Government Unveils Measures to Boost Kazakhstan’s Economy

ASTANA – The Kazakh government is implementing a package of measures to increase household incomes, reduce debt burdens, maintain macroeconomic stability and expand energy capacity, as part of the president’s instructions to transition to a new model of economic growth.

Photo credit: gov.kz

Speaking at a July 1 government meeting, Deputy Prime Minister and Minister of National Economy Serik Zhumangarin said improving citizens’ welfare remains the government’s top priority. In cooperation with the National Bank and the Agency for Regulation and Development of the Financial Market, the government is implementing the 2026-2028 macroeconomic stabilization and public welfare program, alongside a separate income growth program adopted this year, reported the Prime Minister’s press service.

The measures include raising wages, creating high-quality jobs, reducing household debt and supporting entrepreneurship. The government will also consider increasing the minimum monthly wage, civil servants’ salaries, and employees’ incomes through mutually agreed-upon obligations. Particular attention will be given to addressing household credit burdens and the rapid growth of consumer lending. The government aims to ensure annual real income growth exceeding 2-3%.

Non-oil economy drives growth as inflation eases

Despite a challenging external economic environment, Kazakhstan’s economy continues to expand, driven increasingly by non-resource sectors.

The economy grew by 3.7% in January-May, following 6.5% growth in 2025, one of the country’s strongest performances in recent years. According to Zhumangarin, growth excluding oil production exceeded 5%, reflecting a gradual diversification of the economy and the increasing contribution of non-oil industries.

The government also reported progress in curbing inflation. Annual inflation slowed to 10.3% in June, approaching the government’s target of bringing it below 10% this year.

Officials attributed the slowdown to coordinated fiscal and monetary policies implemented jointly by the government, the National Bank and the financial regulator under the macroeconomic stabilization program. Additional measures include promoting competition, expanding domestic production, improving market supply and reducing business costs.

Prime Minister Olzhas Bektenov instructed government agencies to ensure strict implementation of anti-inflation measures in coordination with the National Bank. He also ordered continued support for domestic manufacturing, expansion of storage and logistics infrastructure, regulation of pricing mechanisms and implementation of the Investment Order instrument. The Ministry of National Economy was tasked with developing a balanced tariff policy that protects both consumers and regulated utility companies.

Kazakhstan targets power surplus by 2029

The government is also accelerating the modernization of the energy sector to strengthen long-term energy security.

Energy Minister Yerlan Akkenzhenov said Kazakhstan plans to fully meet domestic electricity demand from the beginning of 2027, with a power surplus expected by 2029.

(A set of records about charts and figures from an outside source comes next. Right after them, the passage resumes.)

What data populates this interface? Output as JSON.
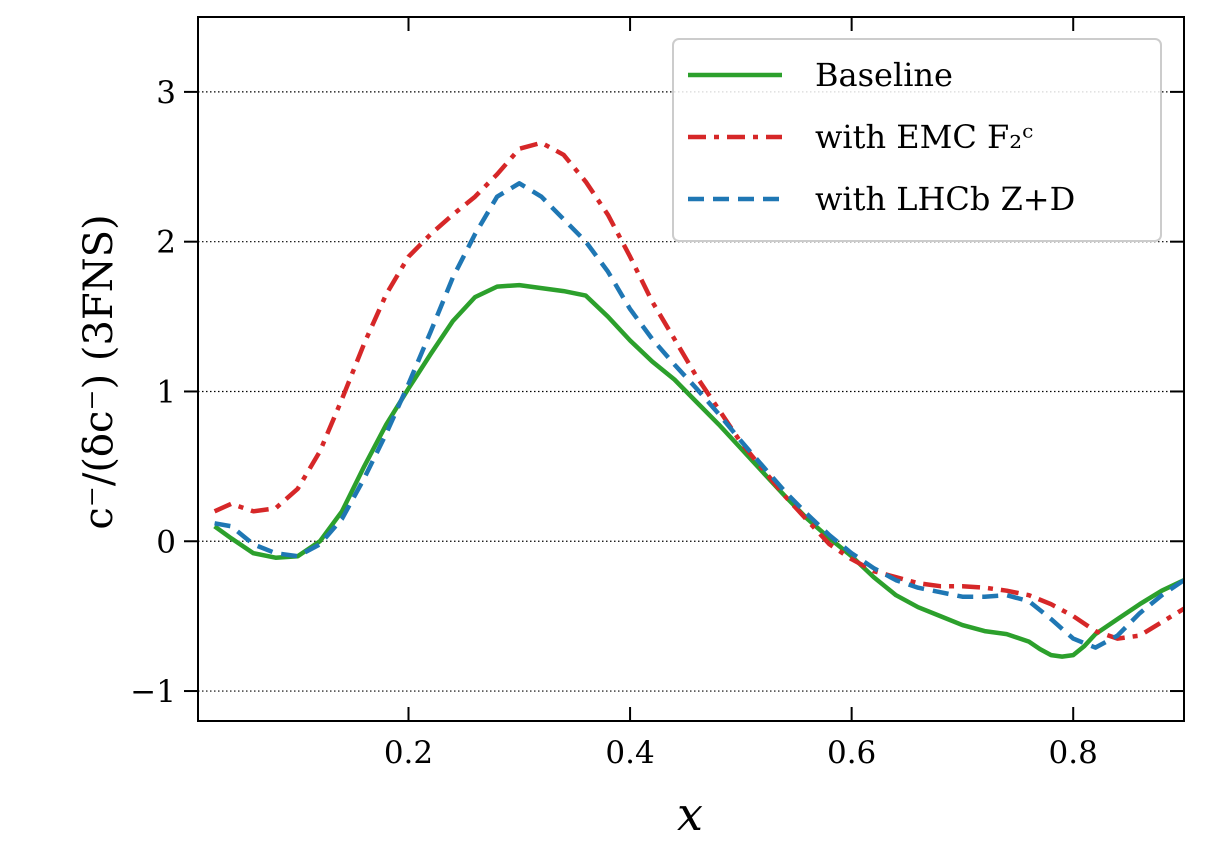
{
  "chart_data": {
    "type": "line",
    "title": "",
    "xlabel": "x",
    "ylabel": "c⁻/(δc⁻) (3FNS)",
    "xlim": [
      0.01,
      0.9
    ],
    "ylim": [
      -1.2,
      3.5
    ],
    "xticks": [
      0.2,
      0.4,
      0.6,
      0.8
    ],
    "xtick_labels": [
      "0.2",
      "0.4",
      "0.6",
      "0.8"
    ],
    "yticks": [
      -1,
      0,
      1,
      2,
      3
    ],
    "ytick_labels": [
      "−1",
      "0",
      "1",
      "2",
      "3"
    ],
    "grid": "horizontal dotted at y ticks",
    "legend_position": "top-right",
    "series": [
      {
        "name": "Baseline",
        "color": "#2ca02c",
        "style": "solid",
        "x": [
          0.025,
          0.04,
          0.06,
          0.08,
          0.1,
          0.12,
          0.14,
          0.16,
          0.18,
          0.2,
          0.22,
          0.24,
          0.26,
          0.28,
          0.3,
          0.32,
          0.34,
          0.36,
          0.38,
          0.4,
          0.42,
          0.44,
          0.46,
          0.48,
          0.5,
          0.52,
          0.54,
          0.56,
          0.58,
          0.6,
          0.62,
          0.64,
          0.66,
          0.68,
          0.7,
          0.72,
          0.74,
          0.76,
          0.77,
          0.78,
          0.79,
          0.8,
          0.81,
          0.82,
          0.84,
          0.86,
          0.88,
          0.9
        ],
        "values": [
          0.1,
          0.02,
          -0.08,
          -0.11,
          -0.1,
          0.0,
          0.2,
          0.5,
          0.78,
          1.02,
          1.25,
          1.47,
          1.63,
          1.7,
          1.71,
          1.69,
          1.67,
          1.64,
          1.5,
          1.34,
          1.2,
          1.08,
          0.93,
          0.78,
          0.62,
          0.46,
          0.3,
          0.15,
          0.02,
          -0.1,
          -0.24,
          -0.36,
          -0.44,
          -0.5,
          -0.56,
          -0.6,
          -0.62,
          -0.67,
          -0.72,
          -0.76,
          -0.77,
          -0.76,
          -0.7,
          -0.62,
          -0.52,
          -0.42,
          -0.33,
          -0.26
        ]
      },
      {
        "name": "with EMC F₂ᶜ",
        "color": "#d62728",
        "style": "dashdot",
        "x": [
          0.025,
          0.04,
          0.06,
          0.08,
          0.1,
          0.12,
          0.14,
          0.16,
          0.18,
          0.2,
          0.22,
          0.24,
          0.26,
          0.28,
          0.3,
          0.32,
          0.34,
          0.36,
          0.38,
          0.4,
          0.42,
          0.44,
          0.46,
          0.48,
          0.5,
          0.52,
          0.54,
          0.56,
          0.58,
          0.6,
          0.62,
          0.64,
          0.66,
          0.68,
          0.7,
          0.72,
          0.74,
          0.76,
          0.78,
          0.8,
          0.82,
          0.84,
          0.86,
          0.88,
          0.9
        ],
        "values": [
          0.2,
          0.25,
          0.2,
          0.22,
          0.35,
          0.6,
          0.95,
          1.32,
          1.65,
          1.9,
          2.05,
          2.18,
          2.3,
          2.45,
          2.62,
          2.66,
          2.58,
          2.4,
          2.18,
          1.9,
          1.6,
          1.35,
          1.1,
          0.88,
          0.66,
          0.48,
          0.3,
          0.14,
          -0.02,
          -0.12,
          -0.2,
          -0.24,
          -0.28,
          -0.3,
          -0.3,
          -0.31,
          -0.33,
          -0.36,
          -0.42,
          -0.5,
          -0.6,
          -0.65,
          -0.63,
          -0.54,
          -0.45
        ]
      },
      {
        "name": "with LHCb Z+D",
        "color": "#1f77b4",
        "style": "dashed",
        "x": [
          0.025,
          0.04,
          0.06,
          0.08,
          0.1,
          0.12,
          0.14,
          0.16,
          0.18,
          0.2,
          0.22,
          0.24,
          0.26,
          0.28,
          0.3,
          0.32,
          0.34,
          0.36,
          0.38,
          0.4,
          0.42,
          0.44,
          0.46,
          0.48,
          0.5,
          0.52,
          0.54,
          0.56,
          0.58,
          0.6,
          0.62,
          0.64,
          0.66,
          0.68,
          0.7,
          0.72,
          0.74,
          0.76,
          0.78,
          0.8,
          0.82,
          0.84,
          0.86,
          0.88,
          0.9
        ],
        "values": [
          0.12,
          0.1,
          -0.02,
          -0.08,
          -0.1,
          -0.02,
          0.15,
          0.42,
          0.72,
          1.05,
          1.4,
          1.76,
          2.05,
          2.3,
          2.39,
          2.3,
          2.15,
          2.0,
          1.8,
          1.55,
          1.35,
          1.18,
          1.02,
          0.85,
          0.67,
          0.5,
          0.33,
          0.18,
          0.04,
          -0.08,
          -0.18,
          -0.26,
          -0.31,
          -0.34,
          -0.37,
          -0.37,
          -0.36,
          -0.4,
          -0.52,
          -0.65,
          -0.71,
          -0.63,
          -0.48,
          -0.36,
          -0.26
        ]
      }
    ]
  }
}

The country’s power system currently comprises 254 generating facilities, of which 172 are renewable energy installations, with a combined installed capacity of 27.1 gigawatts (GW). Electricity generation reached a record 123.1 billion kilowatt-hours (kWh) in 2025, while consumption totaled 124.6 billion kilowatt-hours (kWh).

By 2029, Kazakhstan plans to commission 13.3 gigawatts (GW) of additional generating capacity, including 12.56 gigawatts (GW) of new generation. The energy development plan through 2035 provides for the introduction of 26.3 gigawatts (GW) of capacity through modernization of existing plants, construction of new power stations, renewable energy projects and nuclear power development.

The expansion is expected to meet growing domestic demand while supporting the development of energy-intensive industries, including artificial intelligence infrastructure and large-scale data centers.